Although born to a Jewish family, Gross was drawn to Catholicism and was baptised in early 1976.[1] She fled South Africa in May 1977, on the advice of colleagues in the African National Congress, moving to Botswana and then later to Israel where her parents had settled, before becoming a novitiate in the Dominican Order in Oxford, England, in 1981. She was ordained a deacon in "around 1985" and a priest in 1987,[4] and then taught moral theology and ethics at Blackfriars in Oxford. She holds a Masters degree from Oxford University. In 1987, Gross served as a delegate in an ANC conference, headed by Thabo Mbeki, in Dakar, Senegal.[1] She was invited to teach in South Africa by the Dominicans once the South African ban on the ANC was lifted in 1990.[2]

Gross gained Israeli citizenship[5] but lost her South African citizenship during her time as a refugee, which was restored in 1991.[1] In the early 1990s she began to "discern and explore" issues around her body and identity; she took a leave of absence from the Dominican Order, and moved to Eastbourne in England.[6] A year later, her clerical status was stripped and she considered herself removed from communion with the Church.[6] She later found a spiritual home in the Religious Society of Friends (Quakers), and in Buddhism.[7]

Her return to South Africa was complicated by a loss of citizenship during the apartheid era, and her change of sex classification.[5] Granted a passport with a male sex descriptor in 1991, her requests for a passport with a female sex descriptor were passed around the South African Home Affairs and Health Departments. Gross rejected a suggestion of "genital "disambiguation" surgery" as "an immoral suggestion".[5] Eventually she was granted a passport and a birth certificate with female sex markers, on the basis of a mistaken original classification.[5]

Intersex activism

Gross was a founder of Intersex South Africa,[8] an autonomous intersex community organisation affiliated with Organisation Intersex International.[2]

In 2000, Sally secured the first known mention of intersex in national law,[9][10] with the inclusion of "intersex" within the definition of "sex" in the anti-discrimination law of the Republic of South Africa. Since then, she helped to draft legislation[7][9] on the Alteration of Sex Descriptors, and the Promotion of Equality.

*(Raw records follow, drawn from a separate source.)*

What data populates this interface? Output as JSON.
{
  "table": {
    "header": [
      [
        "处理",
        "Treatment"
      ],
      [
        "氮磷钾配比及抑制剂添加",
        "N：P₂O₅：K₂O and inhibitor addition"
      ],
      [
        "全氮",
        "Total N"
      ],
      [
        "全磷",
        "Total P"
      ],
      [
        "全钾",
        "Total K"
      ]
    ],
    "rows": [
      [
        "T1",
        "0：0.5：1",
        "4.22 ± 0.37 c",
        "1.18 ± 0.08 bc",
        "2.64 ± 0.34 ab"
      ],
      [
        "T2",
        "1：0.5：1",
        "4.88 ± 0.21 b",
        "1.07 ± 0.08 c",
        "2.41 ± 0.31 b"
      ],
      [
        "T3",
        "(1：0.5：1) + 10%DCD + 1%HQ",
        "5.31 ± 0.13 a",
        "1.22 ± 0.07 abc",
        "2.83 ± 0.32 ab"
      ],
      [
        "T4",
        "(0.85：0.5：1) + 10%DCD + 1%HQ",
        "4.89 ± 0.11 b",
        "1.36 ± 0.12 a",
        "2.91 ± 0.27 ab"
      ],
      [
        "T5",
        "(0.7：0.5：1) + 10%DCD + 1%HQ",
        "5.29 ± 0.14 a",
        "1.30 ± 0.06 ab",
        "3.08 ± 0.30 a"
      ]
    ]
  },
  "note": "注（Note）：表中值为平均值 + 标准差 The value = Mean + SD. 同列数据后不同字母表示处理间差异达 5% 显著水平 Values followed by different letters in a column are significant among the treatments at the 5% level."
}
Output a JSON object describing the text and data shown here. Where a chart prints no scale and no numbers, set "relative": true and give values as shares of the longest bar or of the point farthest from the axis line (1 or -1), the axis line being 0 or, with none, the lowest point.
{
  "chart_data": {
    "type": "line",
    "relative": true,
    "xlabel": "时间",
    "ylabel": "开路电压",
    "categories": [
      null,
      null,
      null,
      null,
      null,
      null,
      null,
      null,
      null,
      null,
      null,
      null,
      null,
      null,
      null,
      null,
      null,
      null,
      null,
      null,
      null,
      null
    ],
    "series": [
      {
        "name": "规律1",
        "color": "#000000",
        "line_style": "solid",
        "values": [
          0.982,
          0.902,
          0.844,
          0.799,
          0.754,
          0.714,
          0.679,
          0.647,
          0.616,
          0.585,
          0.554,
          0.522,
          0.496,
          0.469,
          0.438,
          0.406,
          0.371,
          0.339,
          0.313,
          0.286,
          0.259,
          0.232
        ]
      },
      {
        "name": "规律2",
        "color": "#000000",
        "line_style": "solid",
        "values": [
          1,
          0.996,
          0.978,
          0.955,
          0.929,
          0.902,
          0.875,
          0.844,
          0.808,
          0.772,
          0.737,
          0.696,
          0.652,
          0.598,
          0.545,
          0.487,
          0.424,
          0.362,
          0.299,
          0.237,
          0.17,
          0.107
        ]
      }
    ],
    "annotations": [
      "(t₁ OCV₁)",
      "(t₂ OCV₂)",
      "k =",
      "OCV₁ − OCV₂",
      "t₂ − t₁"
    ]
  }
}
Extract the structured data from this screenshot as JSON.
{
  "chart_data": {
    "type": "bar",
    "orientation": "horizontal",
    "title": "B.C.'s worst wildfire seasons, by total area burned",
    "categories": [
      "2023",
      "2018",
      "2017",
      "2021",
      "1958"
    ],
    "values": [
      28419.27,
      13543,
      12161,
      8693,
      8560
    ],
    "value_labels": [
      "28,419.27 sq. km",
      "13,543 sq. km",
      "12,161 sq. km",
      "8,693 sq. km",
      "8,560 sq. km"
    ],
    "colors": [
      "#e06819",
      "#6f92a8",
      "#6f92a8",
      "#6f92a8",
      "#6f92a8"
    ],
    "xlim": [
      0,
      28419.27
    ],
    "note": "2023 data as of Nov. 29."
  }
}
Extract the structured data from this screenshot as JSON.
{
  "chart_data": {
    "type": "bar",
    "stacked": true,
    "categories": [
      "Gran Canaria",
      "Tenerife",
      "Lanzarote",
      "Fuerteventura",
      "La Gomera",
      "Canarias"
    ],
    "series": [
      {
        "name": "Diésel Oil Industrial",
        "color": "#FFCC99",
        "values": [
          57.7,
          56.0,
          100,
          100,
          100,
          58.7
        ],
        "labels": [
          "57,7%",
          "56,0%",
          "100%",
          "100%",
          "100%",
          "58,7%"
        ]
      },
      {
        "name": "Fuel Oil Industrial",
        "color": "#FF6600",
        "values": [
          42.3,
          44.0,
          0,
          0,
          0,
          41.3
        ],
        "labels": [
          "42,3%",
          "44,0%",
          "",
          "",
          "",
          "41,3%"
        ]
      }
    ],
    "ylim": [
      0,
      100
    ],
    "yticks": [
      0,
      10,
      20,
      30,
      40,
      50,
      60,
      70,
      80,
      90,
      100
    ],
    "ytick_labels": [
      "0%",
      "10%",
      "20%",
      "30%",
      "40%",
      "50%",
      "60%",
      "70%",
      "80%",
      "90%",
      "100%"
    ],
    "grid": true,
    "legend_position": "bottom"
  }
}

Gross was a public speaker on intersex issues, and she was interviewed by the BBC World Service on intersex and the Caster Semenya affair in September 2009.[11] She appears in a video for It Gets Better South Africa in April 2013.[12] Gross also participated in the first International Intersex Forum in 2011[13] and appears in the documentary Intersexion.[10] Via Skype, Gross presented a paper entitled "Not in God's Image: Intersex, Social Death and Infanticide" to a conference on Intersex, Theology and the Bible in March 2013 by the Manchester University Religion and Civil Society Network.[4]

Death

The Daily Maverick newspaper reported that Gross died alone in her apartment in Cape Town on 14 February 2014, "having been forced to appeal to friends for funds to pay rent and medical bills as her health deteriorated; she was virtually immobile."[4] In obituaries by Organisation Intersex International, Intersex Trust Aotearoa New Zealand and the Star Observer newspaper, Gross is remembered as a gentle and fearless advocate, and a mentor.[2][10][14]